Os militares sul-coreanos acreditam que Kim fugiu no dia 19 de Julho e que esteve vários dias escondido, até ser apanhado, no dia 24 de Julho, pelas autoridades norte-coreanas. Ao deterem o desertor, alertaram para os seus sintomas de covid-19 e emitiram um alerta no país.

Esta terça-feira, o ministro da Defesa sul-coreano, Jeong Kyeong-doo, pediu desculpa por não ter conseguido travar a fuga do desertor norte-coreano.
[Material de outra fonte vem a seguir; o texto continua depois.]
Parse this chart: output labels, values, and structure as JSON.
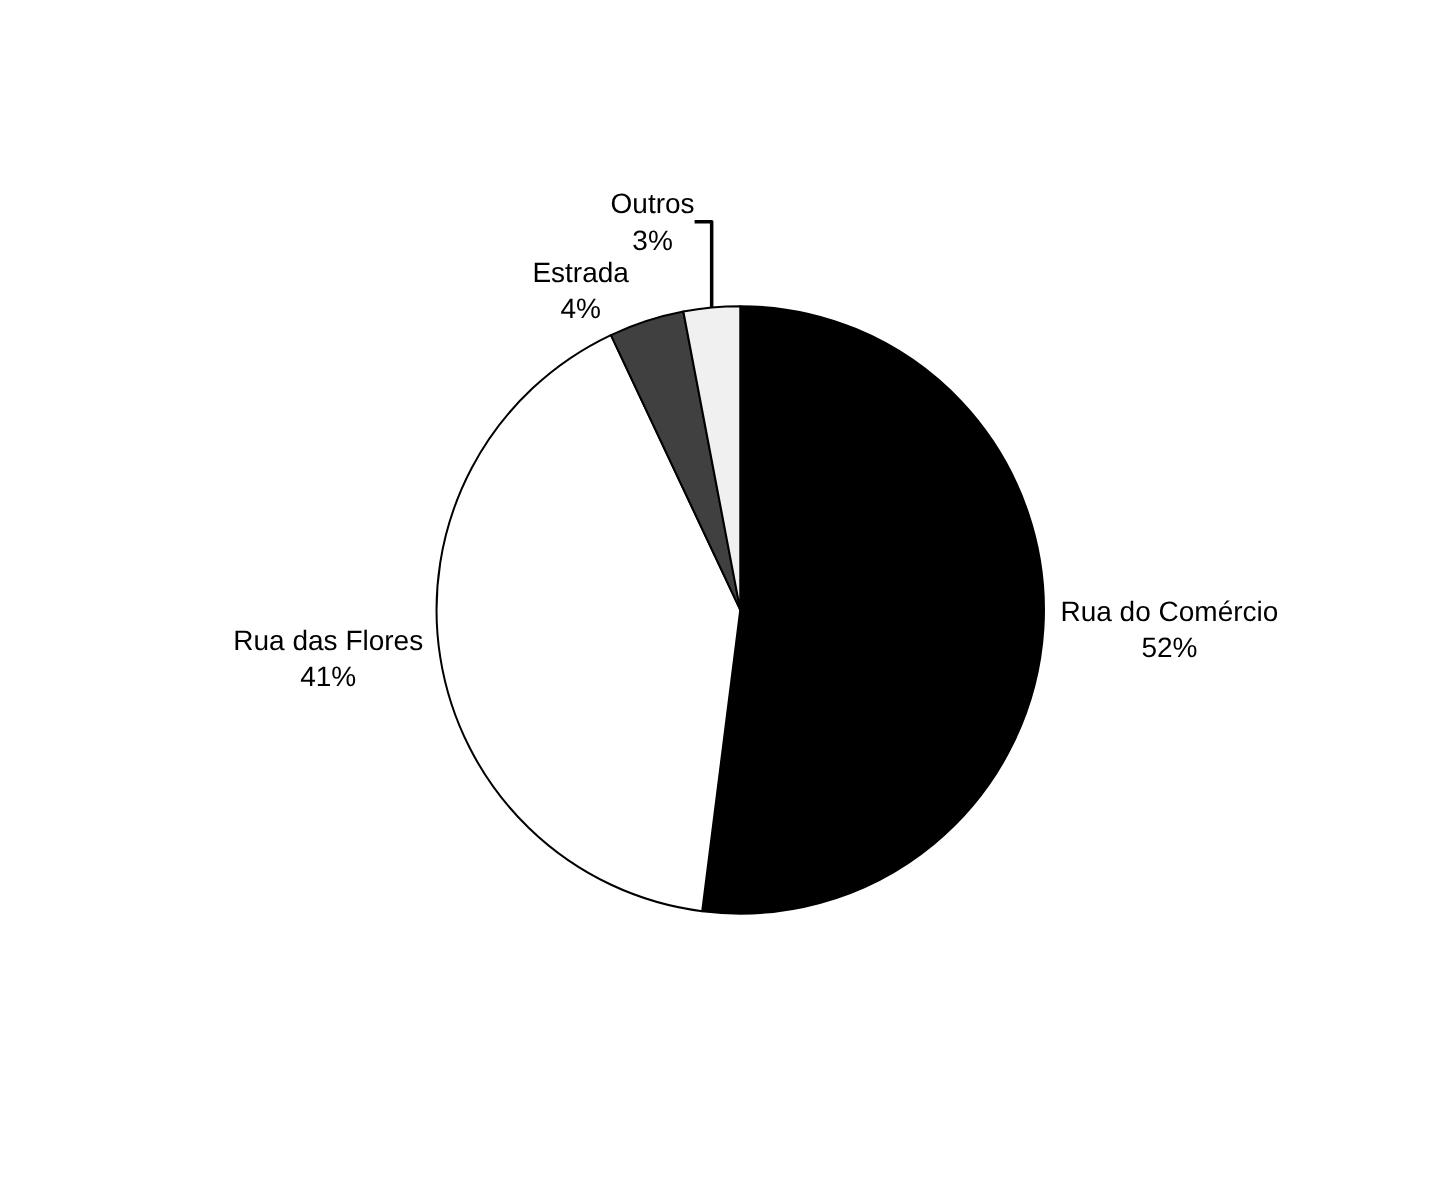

No entanto, em Seul, prevalece a tese de que Kim não está infectado com o novo coronavírus, o que levou o ministro, citado pela agência Yonhap, a acusar Pyongyang de fazer acusações baseadas em “motivações políticas” e de tentar responsabilizar a Coreia do Sul pela disseminação do vírus na Coreia do Norte.

Questionado sobre a possibilidade de a Coreia do Norte estar a utilizar o caso do desertor para pedir ajuda indirectamente, o ministro da Defesa sul-coreano não descartou a hipótese de o Norte procurar ajuda para enfrentar a possível disseminação do vírus no país. “Concordo, de certa forma, mas as intenções [da Coreia do Norte] devem ser interpretadas sob vários aspectos”, afirmou Jeong Kyeong-doo.

As autoridades de saúde sul-coreanas garantem que não há quaisquer indícios de que Kim estivesse infectado com coronavírus antes de fugir da Coreia do Sul. Além disso, pelo menos duas pessoas que contactaram recentemente com o desertor fizeram o teste de despistagem ao vírus, tendo o resultado sido negativo.

Até ao passado fim-de-semana, a Coreia do Norte garantia não ter qualquer caso de infecção por SARS-Cov-2, uma afirmação que tem sido contestada por especialistas, tendo em conta que o país partilha uma longa fronteira com a China, onde o vírus foi detectado pela primeira vez no final do ano passado.